Culprit 1 a.k.a. Culprit One (born James Hannam) is a British DJ, remixer and electronica producer.

== Early life and education ==
Hannam holds a degree in music from the Royal Welsh College of Music and Drama and attended Crosskeys College in the Welsh valleys, where the Manic Street Preachers also studied.

== Career ==
Hannam's music has been broadcast on BBC Radio 1 by Steve Lamacq, Zane Lowe, Bethan Elfyn, Annie Mac, Annie Nightingale, Colin Murray and Huw Stephens (who contributed sleeve notes to first album 'Running in Order'). Eddy Temple-Morris, Adam Walton and Radio 101 (Croatia) have also supported Culprit 1 releases.

"What I Use", the first recording made under the Culprit 1 moniker, was released in July 2003 on Boobytrap. Hannam went on to perform at the American South by Southwest event and subsequently signed to Exceptional Records.

Following popular events with a string quartet early in 2007 (two members of which also performed with Kanye West on his 2006 UK tour), he found favour in the classical music world, earning the support of influential UK radio station Classic FM.

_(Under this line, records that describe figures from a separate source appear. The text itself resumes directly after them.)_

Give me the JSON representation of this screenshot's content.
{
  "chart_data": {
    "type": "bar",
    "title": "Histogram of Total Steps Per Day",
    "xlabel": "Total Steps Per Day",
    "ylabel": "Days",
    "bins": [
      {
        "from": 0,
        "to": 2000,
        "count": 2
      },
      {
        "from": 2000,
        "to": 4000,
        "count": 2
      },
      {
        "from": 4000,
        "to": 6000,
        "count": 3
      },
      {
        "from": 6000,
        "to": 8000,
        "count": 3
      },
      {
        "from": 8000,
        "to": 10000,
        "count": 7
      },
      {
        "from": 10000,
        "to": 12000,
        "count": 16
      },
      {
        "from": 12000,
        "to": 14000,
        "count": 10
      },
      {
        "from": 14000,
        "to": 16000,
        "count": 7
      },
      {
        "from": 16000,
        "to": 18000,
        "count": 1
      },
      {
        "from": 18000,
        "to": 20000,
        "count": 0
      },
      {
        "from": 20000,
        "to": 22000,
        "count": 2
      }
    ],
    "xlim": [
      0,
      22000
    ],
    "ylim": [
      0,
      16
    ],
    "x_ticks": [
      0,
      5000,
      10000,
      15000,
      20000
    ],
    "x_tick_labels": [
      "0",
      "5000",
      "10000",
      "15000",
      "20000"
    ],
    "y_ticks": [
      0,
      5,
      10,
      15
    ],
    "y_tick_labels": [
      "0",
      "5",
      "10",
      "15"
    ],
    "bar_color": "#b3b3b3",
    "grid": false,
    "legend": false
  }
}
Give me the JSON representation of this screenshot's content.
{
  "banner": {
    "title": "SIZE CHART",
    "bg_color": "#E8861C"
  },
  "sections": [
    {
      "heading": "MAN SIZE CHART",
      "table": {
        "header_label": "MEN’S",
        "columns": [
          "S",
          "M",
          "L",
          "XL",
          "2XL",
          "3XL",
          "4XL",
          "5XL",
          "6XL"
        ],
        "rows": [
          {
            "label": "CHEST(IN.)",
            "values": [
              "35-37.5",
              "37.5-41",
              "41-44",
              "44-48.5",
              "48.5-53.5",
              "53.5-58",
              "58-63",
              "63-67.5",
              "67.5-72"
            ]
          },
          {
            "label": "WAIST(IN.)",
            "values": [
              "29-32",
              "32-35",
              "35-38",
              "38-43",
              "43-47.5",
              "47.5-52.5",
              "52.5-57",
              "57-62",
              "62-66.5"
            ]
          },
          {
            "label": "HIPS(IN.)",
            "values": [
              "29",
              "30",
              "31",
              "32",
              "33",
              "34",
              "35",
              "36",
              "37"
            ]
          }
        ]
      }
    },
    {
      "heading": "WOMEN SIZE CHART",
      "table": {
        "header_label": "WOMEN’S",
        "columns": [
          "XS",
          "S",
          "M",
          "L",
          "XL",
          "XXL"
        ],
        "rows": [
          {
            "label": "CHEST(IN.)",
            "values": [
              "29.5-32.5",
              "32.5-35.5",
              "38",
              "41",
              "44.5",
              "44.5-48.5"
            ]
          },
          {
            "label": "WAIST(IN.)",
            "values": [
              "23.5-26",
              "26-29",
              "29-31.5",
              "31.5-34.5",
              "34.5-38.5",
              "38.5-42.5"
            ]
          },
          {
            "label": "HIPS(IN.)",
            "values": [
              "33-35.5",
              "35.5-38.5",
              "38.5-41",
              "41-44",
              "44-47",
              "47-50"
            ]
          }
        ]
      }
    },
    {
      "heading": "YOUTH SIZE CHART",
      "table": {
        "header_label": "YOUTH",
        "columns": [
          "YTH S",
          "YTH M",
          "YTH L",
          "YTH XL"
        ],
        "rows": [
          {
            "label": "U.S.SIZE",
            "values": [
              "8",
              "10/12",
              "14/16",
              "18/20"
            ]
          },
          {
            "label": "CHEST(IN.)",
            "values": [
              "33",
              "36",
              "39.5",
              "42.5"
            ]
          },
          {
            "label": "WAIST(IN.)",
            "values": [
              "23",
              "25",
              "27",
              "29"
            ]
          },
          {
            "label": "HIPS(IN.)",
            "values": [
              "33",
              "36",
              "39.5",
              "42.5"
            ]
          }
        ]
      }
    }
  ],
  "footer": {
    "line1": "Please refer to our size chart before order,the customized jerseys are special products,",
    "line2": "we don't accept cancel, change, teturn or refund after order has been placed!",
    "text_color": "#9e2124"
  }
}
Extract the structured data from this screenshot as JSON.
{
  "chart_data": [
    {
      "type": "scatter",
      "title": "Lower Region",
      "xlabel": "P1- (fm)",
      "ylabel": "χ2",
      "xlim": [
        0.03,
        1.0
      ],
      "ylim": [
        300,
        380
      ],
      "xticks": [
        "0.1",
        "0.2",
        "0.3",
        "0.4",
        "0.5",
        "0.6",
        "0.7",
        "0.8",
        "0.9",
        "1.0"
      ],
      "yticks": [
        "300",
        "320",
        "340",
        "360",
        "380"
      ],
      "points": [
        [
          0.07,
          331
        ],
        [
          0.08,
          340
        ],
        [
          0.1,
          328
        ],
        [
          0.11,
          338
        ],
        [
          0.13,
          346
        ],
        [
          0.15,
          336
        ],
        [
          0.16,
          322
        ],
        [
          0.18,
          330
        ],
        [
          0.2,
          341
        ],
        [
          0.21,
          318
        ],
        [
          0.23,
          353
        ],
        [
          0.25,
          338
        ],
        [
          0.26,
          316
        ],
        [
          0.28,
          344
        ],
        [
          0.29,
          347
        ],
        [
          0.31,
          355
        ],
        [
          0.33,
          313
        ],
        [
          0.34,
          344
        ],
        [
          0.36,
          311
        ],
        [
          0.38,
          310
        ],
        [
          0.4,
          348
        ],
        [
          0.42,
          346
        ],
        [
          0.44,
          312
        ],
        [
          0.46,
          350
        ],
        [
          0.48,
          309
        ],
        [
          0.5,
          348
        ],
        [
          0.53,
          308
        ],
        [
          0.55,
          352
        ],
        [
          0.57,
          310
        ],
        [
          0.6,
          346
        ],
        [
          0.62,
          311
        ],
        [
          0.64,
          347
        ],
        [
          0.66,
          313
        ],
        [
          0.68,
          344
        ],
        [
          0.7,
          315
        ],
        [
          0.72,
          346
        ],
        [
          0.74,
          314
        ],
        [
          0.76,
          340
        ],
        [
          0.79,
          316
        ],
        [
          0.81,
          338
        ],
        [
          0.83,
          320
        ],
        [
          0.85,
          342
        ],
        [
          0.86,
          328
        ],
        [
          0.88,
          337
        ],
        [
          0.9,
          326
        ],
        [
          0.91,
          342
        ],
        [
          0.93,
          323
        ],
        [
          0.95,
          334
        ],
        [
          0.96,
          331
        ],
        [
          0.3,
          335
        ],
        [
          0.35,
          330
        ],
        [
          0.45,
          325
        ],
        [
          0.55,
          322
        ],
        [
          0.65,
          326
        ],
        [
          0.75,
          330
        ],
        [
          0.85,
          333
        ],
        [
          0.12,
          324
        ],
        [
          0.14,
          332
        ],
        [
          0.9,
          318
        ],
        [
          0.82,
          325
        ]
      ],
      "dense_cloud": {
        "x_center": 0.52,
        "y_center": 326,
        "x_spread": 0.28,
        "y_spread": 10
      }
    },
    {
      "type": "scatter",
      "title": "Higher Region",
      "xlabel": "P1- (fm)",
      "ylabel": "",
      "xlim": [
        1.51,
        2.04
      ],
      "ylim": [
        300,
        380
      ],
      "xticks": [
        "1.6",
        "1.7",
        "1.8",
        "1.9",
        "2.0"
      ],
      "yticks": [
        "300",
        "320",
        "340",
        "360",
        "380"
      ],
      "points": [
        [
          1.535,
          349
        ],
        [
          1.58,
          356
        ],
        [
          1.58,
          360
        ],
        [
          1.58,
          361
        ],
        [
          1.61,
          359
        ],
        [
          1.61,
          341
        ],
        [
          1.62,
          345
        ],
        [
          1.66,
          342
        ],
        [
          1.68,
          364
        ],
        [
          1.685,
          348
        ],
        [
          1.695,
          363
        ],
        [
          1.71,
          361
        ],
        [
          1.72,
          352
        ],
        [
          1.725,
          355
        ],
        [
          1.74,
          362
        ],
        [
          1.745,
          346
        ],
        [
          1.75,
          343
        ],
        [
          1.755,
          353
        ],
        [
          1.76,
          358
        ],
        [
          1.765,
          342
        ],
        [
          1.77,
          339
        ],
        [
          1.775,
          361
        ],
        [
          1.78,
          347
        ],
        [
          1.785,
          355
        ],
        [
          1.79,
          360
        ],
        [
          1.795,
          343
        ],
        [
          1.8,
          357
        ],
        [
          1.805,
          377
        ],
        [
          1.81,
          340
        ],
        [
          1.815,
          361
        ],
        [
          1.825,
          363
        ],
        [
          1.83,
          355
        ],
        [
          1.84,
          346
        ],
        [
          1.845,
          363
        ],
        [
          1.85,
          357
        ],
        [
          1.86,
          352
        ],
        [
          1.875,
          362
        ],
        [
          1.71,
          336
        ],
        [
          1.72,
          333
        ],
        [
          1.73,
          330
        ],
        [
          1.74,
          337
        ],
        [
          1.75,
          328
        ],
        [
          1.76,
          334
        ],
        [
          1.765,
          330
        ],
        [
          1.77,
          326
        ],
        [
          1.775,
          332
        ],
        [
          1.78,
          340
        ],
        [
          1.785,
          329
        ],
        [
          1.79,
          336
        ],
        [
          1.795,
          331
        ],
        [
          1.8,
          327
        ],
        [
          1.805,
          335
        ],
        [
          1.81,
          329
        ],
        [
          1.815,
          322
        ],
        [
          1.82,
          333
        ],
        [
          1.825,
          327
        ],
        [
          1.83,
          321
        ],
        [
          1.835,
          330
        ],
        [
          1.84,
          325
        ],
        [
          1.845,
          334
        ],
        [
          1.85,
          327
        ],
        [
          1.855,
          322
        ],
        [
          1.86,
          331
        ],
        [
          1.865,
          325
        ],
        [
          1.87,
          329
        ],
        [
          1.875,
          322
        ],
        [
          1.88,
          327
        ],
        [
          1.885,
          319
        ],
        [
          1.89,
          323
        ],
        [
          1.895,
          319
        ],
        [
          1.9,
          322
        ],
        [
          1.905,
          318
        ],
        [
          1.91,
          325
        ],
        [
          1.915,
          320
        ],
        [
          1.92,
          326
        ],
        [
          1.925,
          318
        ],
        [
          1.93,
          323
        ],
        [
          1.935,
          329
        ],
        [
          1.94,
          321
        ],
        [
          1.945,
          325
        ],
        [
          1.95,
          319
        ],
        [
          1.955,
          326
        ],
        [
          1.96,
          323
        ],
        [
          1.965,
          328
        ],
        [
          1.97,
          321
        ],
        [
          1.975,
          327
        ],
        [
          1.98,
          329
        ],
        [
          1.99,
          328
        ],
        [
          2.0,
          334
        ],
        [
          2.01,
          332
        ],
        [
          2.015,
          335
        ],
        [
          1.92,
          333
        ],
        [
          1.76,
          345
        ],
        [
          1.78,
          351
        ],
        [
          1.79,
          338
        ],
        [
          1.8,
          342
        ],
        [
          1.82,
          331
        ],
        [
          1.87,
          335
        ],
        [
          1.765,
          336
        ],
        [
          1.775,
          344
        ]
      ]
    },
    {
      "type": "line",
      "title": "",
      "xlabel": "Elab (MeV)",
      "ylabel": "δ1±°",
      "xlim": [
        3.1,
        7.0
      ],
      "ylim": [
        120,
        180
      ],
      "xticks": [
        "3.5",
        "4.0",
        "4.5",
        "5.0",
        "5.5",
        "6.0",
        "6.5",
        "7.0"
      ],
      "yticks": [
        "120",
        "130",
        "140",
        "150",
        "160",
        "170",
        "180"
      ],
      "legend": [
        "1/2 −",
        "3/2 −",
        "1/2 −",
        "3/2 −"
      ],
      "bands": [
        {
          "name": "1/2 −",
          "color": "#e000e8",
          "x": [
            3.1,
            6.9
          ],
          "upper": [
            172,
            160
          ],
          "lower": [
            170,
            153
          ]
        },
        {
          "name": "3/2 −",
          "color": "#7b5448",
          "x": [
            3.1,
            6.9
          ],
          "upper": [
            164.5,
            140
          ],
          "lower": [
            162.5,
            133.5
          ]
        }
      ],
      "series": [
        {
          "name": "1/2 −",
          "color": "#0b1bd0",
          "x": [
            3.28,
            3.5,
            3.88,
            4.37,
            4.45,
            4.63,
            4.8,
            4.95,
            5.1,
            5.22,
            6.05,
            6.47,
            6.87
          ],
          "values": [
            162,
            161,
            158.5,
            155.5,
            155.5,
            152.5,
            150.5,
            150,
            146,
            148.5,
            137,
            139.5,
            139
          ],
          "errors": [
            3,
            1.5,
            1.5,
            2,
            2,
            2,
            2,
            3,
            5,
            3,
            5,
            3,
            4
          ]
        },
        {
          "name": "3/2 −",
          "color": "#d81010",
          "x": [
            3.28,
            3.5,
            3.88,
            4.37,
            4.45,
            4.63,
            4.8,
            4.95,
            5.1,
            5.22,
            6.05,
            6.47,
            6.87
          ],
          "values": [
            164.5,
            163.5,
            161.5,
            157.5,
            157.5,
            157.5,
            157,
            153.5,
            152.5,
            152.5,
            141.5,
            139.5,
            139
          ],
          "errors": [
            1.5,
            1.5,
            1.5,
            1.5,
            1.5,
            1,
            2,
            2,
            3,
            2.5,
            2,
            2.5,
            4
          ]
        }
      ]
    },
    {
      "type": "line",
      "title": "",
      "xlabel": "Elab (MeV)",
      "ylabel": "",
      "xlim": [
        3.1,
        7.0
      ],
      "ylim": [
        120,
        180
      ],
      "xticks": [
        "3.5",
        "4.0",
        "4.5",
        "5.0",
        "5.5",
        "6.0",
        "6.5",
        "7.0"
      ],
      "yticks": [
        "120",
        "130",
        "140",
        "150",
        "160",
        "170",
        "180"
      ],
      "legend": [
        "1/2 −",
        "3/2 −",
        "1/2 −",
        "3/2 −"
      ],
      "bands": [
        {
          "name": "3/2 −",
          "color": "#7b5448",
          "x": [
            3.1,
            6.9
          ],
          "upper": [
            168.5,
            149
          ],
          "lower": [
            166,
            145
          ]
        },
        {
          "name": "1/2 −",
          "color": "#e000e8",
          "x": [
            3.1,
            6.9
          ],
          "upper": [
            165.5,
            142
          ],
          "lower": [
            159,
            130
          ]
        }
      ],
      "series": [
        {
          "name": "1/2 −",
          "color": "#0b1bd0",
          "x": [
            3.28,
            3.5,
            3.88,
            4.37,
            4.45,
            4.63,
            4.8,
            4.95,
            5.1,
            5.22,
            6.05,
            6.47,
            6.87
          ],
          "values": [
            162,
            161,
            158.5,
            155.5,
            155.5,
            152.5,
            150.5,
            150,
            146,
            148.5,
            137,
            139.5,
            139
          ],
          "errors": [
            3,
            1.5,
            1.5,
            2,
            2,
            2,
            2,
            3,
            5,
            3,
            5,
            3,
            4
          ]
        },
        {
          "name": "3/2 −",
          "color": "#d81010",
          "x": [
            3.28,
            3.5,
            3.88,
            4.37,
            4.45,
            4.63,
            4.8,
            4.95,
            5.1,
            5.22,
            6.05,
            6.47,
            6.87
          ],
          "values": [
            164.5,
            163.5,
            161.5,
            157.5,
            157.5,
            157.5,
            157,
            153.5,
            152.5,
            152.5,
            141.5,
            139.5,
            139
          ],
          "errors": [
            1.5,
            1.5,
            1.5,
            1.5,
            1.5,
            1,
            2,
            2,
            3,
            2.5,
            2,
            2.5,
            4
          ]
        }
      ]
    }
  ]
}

In November 2010, Exceptional released Hannam's second album Theme 2, featuring vocal contributions from Smiler, Polarbear and Iko.

==Discography==

| Title | Format | Label | Year |
|---|---|---|---|
| "What I Use" | CD single | Boobytrap Records | 2003 |
| Aqoon Guud | CD EP | My Kung Fu | 2004 |
| "Jarred" / "What I Use" | 12 “ vinyl single | My Kung Fu | 2004 |
| "No Need to Ask" | CD single | My Kung Fu | 2005 |
| "Sway" | 12” vinyl single | Exceptional Records | 2006 |
| "Hollow" | Download single | Exceptional Records | 2006 |
| "Tricks" | 12” vinyl single | Exceptional Records | 2007 |
| Running in Order | CD album | Exceptional Records | 2007 |
| "No Need To Ask" (reissue & remixes) | 12" vinyl single | Exceptional Records | 2007 |
| "Screamer" | Download single | Exceptional Records | 2010 |
| "Distraction" (feat. Smiler) | Download single | Exceptional Records | 2010 |
| Theme 2 | Download album | Exceptional Records | 2010 |

==Remix discography==

| Artist | Release | Label | Year |
|---|---|---|---|
| The Messiah Complex | Fever | We Are Your Friends | 2004 |
| The Martini Henry Rifles | Slash the Seats | My Kung Fu | 2005 |
| Melanie C | Next Best Superstar | Red Girl Records | 2005 |
| Jo and Danny | Dying Kiss | Double Snazzy | 2006 |
| The Automatic | Monster | B-Unique / Polydor | 2006 |
| The Automatic | Recover | B-Unique / Polydor | 2006 |
| The Automatic | Raoul | B-Unique / Polydor | 2007 |
| Paul Hartnoll feat. Robert Smith | Please | Kids | 2007 |
| Kaiser Chiefs | The Angry Mob | B-Unique / Polydor (promo only) | 2007 |
| John Hardy & BBC National Orchestra of Wales | Letters | Ffin Records | 2010 |

==Other information==
- Unusually for a producer in a traditionally serious and publicity-shy genre, Hannam maintains an amusing, tongue-in-cheek journal and Facebook group, in which he regularly describes his studio experiments, vegetarian recipes and journeys back to Wales.
- A couple that met at the debut Culprit 1 performance in October 2003, married in 2008.
- The name Culprit 1 was influenced by a graffiti scrawling at Newport bus station.
- At Bettws High School in Newport, Hannam won the 1992 Eisteddfod keyboard solo competition with a rendition of 2 Unlimited's European hit "No Limits".
- Hannam's first job after graduating from university was a club reviewer for the UK dance magazine Muzik. The editor at the time was Conor McNicholas, who later became editor of the music magazine NME.